The 350-year-old basic work of Newton on mechanics allows us to calculate the position of a planet exactly. However, if we throw a stone into a river and try to predict its position in a week, these predictions are impossible or there are large errors. To date, the understanding of the physical processes in sediment transport in rivers is limited and largely empirical. With this project we want to take a small step towards answering the question of where a stone thrown into the river is after a week. This is important because sediment surplus in rivers can lead to flooding while a sediment deficit can lead to deepening of the river bed. In our research project, we specifically investigate how stone collisions on the river bed affect sediment transport. Sediment transport is determined by the interaction of stones with the flowing water and the interaction of stones with each other. Spherical or ellipsoidal stones have been used to investigate these interactions in a simplified manner. However, these collisions are fundamentally different from the interactions of stones that the river has shaped. Therefore, mathematical and numerical models have to be developed for the investigation of collisions with stones of arbitrary shape. Laboratory tests are being carried out with river stones. These are based on already known pendulum experiments with spherical particles. In addition to tracking the particle movement before, during and after the collision, the surrounding flow field is measured using state-of-the-art measurement methods (4D-PTV with shake-the-box). A mathematical collision model is developed from this. The mathematical collision model is implemented within the software application "VFS - Geophysics". This software is used for the numerical simulation of flows and their interaction with solids (e.g. stones). It is expanded to include the collision model module. Finally, the numerical model is tested simulating a sediment transport experiment under real flow conditions of a river.

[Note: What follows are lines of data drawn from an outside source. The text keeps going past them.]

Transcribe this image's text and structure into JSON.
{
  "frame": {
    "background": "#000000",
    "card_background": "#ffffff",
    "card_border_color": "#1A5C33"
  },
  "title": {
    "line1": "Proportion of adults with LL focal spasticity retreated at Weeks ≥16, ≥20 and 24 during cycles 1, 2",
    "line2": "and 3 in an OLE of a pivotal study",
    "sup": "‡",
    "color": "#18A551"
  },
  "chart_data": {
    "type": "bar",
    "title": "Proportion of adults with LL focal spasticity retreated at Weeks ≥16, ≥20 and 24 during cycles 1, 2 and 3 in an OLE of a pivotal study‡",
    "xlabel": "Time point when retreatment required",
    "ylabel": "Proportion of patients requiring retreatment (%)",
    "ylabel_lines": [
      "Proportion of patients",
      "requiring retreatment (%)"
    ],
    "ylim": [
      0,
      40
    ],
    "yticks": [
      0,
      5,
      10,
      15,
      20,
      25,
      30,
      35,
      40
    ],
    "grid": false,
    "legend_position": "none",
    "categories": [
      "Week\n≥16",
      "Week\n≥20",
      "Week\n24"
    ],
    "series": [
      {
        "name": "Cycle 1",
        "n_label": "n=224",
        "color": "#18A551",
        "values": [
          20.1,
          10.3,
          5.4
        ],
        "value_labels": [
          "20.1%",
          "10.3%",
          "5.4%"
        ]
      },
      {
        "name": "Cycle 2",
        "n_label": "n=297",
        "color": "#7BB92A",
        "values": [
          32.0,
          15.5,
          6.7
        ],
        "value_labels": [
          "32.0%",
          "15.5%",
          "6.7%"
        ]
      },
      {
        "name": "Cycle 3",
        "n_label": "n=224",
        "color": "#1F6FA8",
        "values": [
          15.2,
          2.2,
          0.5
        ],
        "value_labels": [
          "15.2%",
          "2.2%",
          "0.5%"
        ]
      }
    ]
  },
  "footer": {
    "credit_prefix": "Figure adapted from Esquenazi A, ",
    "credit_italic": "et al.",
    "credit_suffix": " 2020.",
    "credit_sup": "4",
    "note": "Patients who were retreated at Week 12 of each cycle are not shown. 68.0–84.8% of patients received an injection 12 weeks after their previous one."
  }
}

The 350-year-old basic work of Newton on mechanics allows us to calculate the position of a planet exactly. However, if we throw a stone into a river and try to predict its position in a week, these predictions are impossible or there are big mistakes. To this day, our understanding of how sediments are transported in rivers is limited and largely empirical. It is very important to be able to predict sediment transport in rivers, not least for flood safety issues. In our research project, we specifically investigated how stones on the river bed that collide with each other affect sediment transport. Sediment transport is determined by the interaction of stones with the flowing water and the interaction of stones with each other. In order to investigate these interactions, spherical or ellipsoidal stones have been used in earlier studies. Our hypothesis was that stones formed by the river move in a different manner than spheres and ellipsoids. A mathematical and numerical model was therefore developed to investigate collisions with stones of arbitrary convex shape. To this end, laboratory tests were carried out with river stones. First, the movement of the river stones was tracked before, during and after the collision. In addition, the generated flow field was measured using modern measurement methods (3D-tr-PTV with shake-the-box). We were able to develop an experimental method that can measure and visualize the vortex structures generated in the flow around the stones. This method can be used in general, for example to investigate the interaction of riparian vegetation with the flow. A mathematical collision model was developed from the laboratory tests. This was implemented as part of the "VFS-Geophysics" software application. This software is used for the numerical simulation of flows and their interaction with solid bodies (e.g. stones, embankments, trees, ships, etc.). VFS-Geophysics was extended by the collision model module. Using the developed collision model, we were able to show that river stones behave fundamentally differently in their movement at the river bed than spheres or ellipsoids, which is why it is important to correctly model the actual shape of the stones in the computer simulations. With this project, we have taken a small step towards answering the question of where a stone thrown into the river will be after a week.